Tuesday, June 21, 2011

Weekly musings

I can muse on days other than Monday, dammit. Nobody puts TPWK in a box!

------------

I am seldom as irate as I pretend to be on this blog, but this story renders me so.

The (paternal) grandmother of a child noticed red marks on the child's buttocks, and so naturally decided to take the child to the emergency room. As a result, the police arrested the mother, and charged her with child abuse. Turns out (gasp!) spanking was involved.

Spanking a two-year-old? Of course, everyone in the courtroom had a good laugh and sent the family on its way.

Nope. The mother was sentenced to five years probation, and has lost custody of her children, per Judge Jose Longoria. Check the video in the link above, where he scolds the mother, saying "we don't spank".

Regardless of your views on spanking (and if you are a parent, I know damn well you have spanked your children) I defy you to watch the video of that judge and his condescending little spiel and not feel violent urges. I hope someone is setting up a fund to defeat Judge Longoria in 2012. I pledge $50. For real.

For the record, spanking is legal in Texas. The judge and prosecutors apparently decided to invent a law on the fly. That's dangerous in general, but especially when applied stupidly.

------------

If Rick Perry does not speak out on the above, I see no reason to support his candidacy for president. He won't, and that's telling.

------------

In positive news, Meg Tuthill decided to table her ridiculous anti-patio ordinance before last Friday's city council meeting. She claims she had the votes, but the vociferous opposition from her fellow council members seems to indicate otherwise.

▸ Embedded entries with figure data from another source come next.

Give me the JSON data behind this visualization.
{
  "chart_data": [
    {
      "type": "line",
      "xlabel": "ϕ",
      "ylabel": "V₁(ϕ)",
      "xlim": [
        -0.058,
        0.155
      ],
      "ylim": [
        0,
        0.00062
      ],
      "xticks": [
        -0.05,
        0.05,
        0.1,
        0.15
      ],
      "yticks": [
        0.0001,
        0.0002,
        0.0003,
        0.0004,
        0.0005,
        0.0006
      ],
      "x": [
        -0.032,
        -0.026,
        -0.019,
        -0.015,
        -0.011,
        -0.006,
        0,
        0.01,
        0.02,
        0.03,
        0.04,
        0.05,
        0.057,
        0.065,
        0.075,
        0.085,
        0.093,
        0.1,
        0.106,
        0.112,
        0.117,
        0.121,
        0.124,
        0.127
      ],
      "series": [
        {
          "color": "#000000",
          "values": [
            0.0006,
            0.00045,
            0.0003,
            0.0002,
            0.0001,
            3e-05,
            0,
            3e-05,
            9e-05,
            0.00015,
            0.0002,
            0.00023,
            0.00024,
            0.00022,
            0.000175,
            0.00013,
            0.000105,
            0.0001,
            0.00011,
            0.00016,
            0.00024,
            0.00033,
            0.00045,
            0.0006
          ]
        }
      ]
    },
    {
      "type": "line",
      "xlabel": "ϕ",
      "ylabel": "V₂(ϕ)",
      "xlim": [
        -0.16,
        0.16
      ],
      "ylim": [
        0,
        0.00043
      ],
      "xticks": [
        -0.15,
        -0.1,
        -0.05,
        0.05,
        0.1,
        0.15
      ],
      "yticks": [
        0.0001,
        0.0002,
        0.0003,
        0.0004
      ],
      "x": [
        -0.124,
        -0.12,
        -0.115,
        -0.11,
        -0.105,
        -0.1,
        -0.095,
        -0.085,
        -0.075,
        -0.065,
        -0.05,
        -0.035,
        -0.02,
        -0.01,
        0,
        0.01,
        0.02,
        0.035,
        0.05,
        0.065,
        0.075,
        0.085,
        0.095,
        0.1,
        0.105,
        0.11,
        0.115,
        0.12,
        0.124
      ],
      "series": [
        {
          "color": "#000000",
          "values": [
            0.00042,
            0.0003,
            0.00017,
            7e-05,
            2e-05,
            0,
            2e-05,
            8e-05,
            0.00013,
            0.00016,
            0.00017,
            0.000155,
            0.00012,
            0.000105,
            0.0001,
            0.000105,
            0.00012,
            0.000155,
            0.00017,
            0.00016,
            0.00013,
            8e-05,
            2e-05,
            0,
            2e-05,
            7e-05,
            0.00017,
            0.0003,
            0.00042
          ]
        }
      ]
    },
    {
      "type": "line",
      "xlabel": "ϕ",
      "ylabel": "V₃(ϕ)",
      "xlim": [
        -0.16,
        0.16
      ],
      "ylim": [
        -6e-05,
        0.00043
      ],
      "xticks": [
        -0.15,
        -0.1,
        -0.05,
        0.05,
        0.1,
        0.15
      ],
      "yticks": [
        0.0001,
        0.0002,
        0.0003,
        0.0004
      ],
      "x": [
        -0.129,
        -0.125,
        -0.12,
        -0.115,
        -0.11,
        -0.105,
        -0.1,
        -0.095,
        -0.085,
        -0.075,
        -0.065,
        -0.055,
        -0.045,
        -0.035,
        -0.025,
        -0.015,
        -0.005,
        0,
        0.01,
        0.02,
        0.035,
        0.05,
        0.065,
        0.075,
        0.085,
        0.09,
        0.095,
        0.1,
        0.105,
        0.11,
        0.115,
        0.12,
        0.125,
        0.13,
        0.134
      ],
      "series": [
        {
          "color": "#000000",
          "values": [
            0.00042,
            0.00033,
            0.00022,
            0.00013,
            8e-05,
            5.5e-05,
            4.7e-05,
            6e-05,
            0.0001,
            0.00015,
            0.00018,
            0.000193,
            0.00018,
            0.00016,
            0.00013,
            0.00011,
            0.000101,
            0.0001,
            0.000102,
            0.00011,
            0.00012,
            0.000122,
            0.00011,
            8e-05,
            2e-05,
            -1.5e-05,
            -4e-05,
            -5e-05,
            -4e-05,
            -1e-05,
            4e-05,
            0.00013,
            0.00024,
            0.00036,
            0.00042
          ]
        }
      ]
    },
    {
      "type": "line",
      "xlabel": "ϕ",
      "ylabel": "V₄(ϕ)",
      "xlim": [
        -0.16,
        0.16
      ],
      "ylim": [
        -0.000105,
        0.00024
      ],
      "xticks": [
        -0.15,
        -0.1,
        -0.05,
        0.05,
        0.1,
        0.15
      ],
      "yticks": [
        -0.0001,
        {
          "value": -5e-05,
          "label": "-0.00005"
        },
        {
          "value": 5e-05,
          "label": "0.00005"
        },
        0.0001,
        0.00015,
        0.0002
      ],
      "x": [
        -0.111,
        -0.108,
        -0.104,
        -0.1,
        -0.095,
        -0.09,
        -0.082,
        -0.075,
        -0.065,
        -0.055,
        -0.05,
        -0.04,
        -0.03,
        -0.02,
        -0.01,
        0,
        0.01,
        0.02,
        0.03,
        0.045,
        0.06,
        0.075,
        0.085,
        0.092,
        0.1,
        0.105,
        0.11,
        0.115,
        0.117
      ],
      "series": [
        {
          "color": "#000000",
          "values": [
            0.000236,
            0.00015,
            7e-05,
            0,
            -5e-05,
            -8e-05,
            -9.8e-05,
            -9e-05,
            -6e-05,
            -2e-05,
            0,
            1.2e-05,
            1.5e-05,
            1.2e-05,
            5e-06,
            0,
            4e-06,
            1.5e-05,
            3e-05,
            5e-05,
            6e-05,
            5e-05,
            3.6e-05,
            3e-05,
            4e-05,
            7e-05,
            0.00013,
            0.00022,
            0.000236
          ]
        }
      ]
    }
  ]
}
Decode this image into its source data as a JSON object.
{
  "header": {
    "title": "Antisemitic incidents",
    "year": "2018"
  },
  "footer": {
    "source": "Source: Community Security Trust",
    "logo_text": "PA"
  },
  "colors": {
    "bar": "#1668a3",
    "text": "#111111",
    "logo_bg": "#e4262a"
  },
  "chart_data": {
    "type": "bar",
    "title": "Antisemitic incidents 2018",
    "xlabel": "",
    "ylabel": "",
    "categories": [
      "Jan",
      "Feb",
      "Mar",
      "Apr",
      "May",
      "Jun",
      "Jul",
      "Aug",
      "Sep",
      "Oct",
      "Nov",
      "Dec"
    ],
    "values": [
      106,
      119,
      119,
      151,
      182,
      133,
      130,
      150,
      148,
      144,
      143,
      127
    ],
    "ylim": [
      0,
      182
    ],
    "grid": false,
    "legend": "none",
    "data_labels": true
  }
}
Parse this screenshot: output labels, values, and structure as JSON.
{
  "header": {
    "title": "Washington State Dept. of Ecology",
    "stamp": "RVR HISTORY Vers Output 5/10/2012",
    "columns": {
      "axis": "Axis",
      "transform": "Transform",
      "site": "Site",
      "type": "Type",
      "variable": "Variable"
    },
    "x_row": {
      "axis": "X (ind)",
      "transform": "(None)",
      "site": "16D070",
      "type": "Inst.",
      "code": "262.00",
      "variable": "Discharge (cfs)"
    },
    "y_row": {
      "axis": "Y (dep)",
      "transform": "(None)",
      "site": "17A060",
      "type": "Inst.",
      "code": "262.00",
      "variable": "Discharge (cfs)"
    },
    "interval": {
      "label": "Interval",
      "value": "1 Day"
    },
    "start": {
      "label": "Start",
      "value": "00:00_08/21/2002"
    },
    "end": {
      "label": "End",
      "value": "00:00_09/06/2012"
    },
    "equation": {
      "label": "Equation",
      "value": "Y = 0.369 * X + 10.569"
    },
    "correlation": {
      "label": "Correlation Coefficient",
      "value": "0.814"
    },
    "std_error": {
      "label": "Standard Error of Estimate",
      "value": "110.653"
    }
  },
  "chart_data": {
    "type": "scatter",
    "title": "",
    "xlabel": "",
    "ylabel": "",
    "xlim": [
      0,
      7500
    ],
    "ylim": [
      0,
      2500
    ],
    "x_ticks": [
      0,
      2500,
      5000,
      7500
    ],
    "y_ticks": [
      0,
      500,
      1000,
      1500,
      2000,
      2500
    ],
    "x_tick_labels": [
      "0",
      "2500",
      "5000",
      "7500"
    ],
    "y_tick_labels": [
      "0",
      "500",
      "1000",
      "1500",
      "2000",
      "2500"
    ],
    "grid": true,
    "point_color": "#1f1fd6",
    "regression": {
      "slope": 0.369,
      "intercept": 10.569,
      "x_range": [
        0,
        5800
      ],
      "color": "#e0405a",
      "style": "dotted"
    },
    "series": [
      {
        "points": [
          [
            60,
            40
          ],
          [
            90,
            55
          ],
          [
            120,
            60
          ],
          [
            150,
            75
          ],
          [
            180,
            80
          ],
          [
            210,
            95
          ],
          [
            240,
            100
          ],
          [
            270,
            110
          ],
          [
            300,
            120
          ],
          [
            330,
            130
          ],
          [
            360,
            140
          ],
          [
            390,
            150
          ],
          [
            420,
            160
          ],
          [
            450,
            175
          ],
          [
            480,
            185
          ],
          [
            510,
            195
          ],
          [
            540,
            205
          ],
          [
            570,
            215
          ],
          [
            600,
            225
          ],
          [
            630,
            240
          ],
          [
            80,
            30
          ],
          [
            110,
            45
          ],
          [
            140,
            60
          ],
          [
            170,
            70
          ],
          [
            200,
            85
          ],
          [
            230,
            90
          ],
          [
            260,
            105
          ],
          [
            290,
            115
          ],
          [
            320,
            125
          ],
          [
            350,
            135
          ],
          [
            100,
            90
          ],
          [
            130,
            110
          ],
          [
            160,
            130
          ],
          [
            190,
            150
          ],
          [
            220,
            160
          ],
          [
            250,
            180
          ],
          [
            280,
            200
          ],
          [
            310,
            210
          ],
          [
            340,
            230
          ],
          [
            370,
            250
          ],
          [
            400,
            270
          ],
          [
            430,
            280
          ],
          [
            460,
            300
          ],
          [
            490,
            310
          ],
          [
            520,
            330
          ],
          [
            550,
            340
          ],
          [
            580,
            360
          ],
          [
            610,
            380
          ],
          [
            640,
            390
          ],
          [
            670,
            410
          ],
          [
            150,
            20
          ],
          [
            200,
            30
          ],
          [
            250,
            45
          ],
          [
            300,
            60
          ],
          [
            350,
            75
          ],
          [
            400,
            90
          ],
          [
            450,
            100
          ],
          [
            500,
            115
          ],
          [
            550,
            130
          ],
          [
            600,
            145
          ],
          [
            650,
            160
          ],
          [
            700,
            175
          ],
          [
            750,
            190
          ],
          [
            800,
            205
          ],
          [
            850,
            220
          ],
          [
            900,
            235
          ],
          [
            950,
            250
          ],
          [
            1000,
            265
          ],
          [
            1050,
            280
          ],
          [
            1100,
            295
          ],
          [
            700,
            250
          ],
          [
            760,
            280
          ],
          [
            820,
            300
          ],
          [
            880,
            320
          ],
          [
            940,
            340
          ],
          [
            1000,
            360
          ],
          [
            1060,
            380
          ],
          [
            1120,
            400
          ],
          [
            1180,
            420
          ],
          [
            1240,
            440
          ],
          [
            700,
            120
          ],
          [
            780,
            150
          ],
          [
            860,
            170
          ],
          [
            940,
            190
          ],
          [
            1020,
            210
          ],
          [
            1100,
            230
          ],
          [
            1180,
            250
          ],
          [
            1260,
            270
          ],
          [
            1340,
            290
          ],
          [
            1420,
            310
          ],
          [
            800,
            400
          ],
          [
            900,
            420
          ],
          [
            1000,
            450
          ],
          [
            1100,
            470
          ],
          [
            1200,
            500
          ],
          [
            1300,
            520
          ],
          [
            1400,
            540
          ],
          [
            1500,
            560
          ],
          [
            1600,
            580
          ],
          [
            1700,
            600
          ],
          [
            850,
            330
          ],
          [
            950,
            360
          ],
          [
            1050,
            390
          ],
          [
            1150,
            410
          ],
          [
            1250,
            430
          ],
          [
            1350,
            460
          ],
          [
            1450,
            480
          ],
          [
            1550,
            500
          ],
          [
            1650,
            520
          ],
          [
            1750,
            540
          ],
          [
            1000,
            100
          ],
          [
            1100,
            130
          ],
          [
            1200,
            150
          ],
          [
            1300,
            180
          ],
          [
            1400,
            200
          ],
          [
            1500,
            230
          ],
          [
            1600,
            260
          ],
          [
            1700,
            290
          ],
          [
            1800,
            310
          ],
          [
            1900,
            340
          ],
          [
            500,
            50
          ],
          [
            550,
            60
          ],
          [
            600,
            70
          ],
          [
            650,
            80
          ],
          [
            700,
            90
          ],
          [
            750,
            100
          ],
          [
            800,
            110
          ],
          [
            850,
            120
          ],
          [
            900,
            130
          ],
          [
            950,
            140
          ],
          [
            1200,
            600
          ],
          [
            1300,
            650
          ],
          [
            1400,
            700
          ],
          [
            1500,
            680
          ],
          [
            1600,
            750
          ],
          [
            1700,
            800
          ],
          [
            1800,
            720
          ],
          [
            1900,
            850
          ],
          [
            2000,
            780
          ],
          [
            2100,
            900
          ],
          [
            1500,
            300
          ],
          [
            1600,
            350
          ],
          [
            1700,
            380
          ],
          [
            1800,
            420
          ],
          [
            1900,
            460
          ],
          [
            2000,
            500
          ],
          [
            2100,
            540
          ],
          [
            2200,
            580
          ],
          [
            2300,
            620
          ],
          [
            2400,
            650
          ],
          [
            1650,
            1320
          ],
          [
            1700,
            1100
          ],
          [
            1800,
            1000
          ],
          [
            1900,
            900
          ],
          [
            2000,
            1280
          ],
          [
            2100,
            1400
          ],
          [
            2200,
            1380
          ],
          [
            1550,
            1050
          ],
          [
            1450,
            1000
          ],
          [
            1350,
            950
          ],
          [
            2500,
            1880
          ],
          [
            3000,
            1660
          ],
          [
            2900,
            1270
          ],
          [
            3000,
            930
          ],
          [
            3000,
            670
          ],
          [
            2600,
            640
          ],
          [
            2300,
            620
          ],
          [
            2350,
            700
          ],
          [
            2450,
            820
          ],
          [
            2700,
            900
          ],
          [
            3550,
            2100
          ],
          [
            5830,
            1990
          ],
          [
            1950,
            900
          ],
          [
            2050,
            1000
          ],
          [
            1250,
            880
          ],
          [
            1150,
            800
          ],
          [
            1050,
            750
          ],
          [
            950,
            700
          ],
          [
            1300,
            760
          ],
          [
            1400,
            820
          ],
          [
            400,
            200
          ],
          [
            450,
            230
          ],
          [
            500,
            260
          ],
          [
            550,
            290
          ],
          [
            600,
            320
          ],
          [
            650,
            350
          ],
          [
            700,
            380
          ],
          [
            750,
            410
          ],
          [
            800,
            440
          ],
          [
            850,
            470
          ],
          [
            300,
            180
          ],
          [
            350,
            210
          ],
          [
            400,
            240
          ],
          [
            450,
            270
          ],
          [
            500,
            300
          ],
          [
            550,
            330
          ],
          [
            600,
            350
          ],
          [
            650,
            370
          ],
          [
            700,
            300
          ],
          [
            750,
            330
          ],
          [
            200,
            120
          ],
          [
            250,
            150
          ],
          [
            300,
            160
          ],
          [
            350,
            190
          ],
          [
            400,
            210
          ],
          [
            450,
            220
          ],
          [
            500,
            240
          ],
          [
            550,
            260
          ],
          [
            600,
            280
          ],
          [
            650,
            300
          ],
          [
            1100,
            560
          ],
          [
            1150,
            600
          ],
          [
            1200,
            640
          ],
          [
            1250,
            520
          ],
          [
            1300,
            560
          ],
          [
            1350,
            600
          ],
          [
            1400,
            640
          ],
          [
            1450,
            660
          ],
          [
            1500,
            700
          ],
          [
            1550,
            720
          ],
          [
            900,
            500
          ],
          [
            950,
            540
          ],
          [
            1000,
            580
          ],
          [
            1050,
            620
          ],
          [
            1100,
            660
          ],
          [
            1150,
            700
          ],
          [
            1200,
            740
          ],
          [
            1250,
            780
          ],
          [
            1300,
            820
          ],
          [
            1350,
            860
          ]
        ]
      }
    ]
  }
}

Instead, she will form a panel or something. A real profile in courage, that chick.

I'd love to see our city council actually focus on issues that are important.
------------

Wife and I planned to check out Tilia on Saturday. This restaurant is part of a trend (following in the footsteps of The Cheesecake Factory) of not taking reservations. Because, you know, the food is so damn awesome that you, the great unwashed, should be perfectly content to wait for it.

Per the website, customers should be willing to wait between 5-60 minutes during peak times. Customers are encouraged to visit the restaurant after 8p.

So we did, arriving at a quarter-to-nine, requesting a two-top. Suggested wait time: 75 minutes.

This is ridiculous. My wife and I go out to eat because we want to enjoy ourselves, not because we want to wait, in jubilant expectation, for whatever some (theoretically) brilliant chef decides to throw at us.

Apparently, this trend is catching on in other cities. Restaurant owners are quick to call it "democratic". Hogwash. Waiting in line for food is a hallmark of fascist states. If you can cajole your useful idiots into doing your bidding, and sell them alcohol in the process, more power to you.

As for me, I can do waiting by myself, thanks.

------------

That's your news for today. Stay away from tornadoes, kids.

1 Comments:

Blogger Memphis Evans said...

"and if you are a parent, I know damn well you have spanked your children"

Actually, no. I've taken away toys, cancelled outings, and initiated any number of creative, painful penalties, but never spanked. Spanking is hitting and we have a simple rule: never hit each other.

Not saying it's this way for everybody but I can't justify hitting my kids.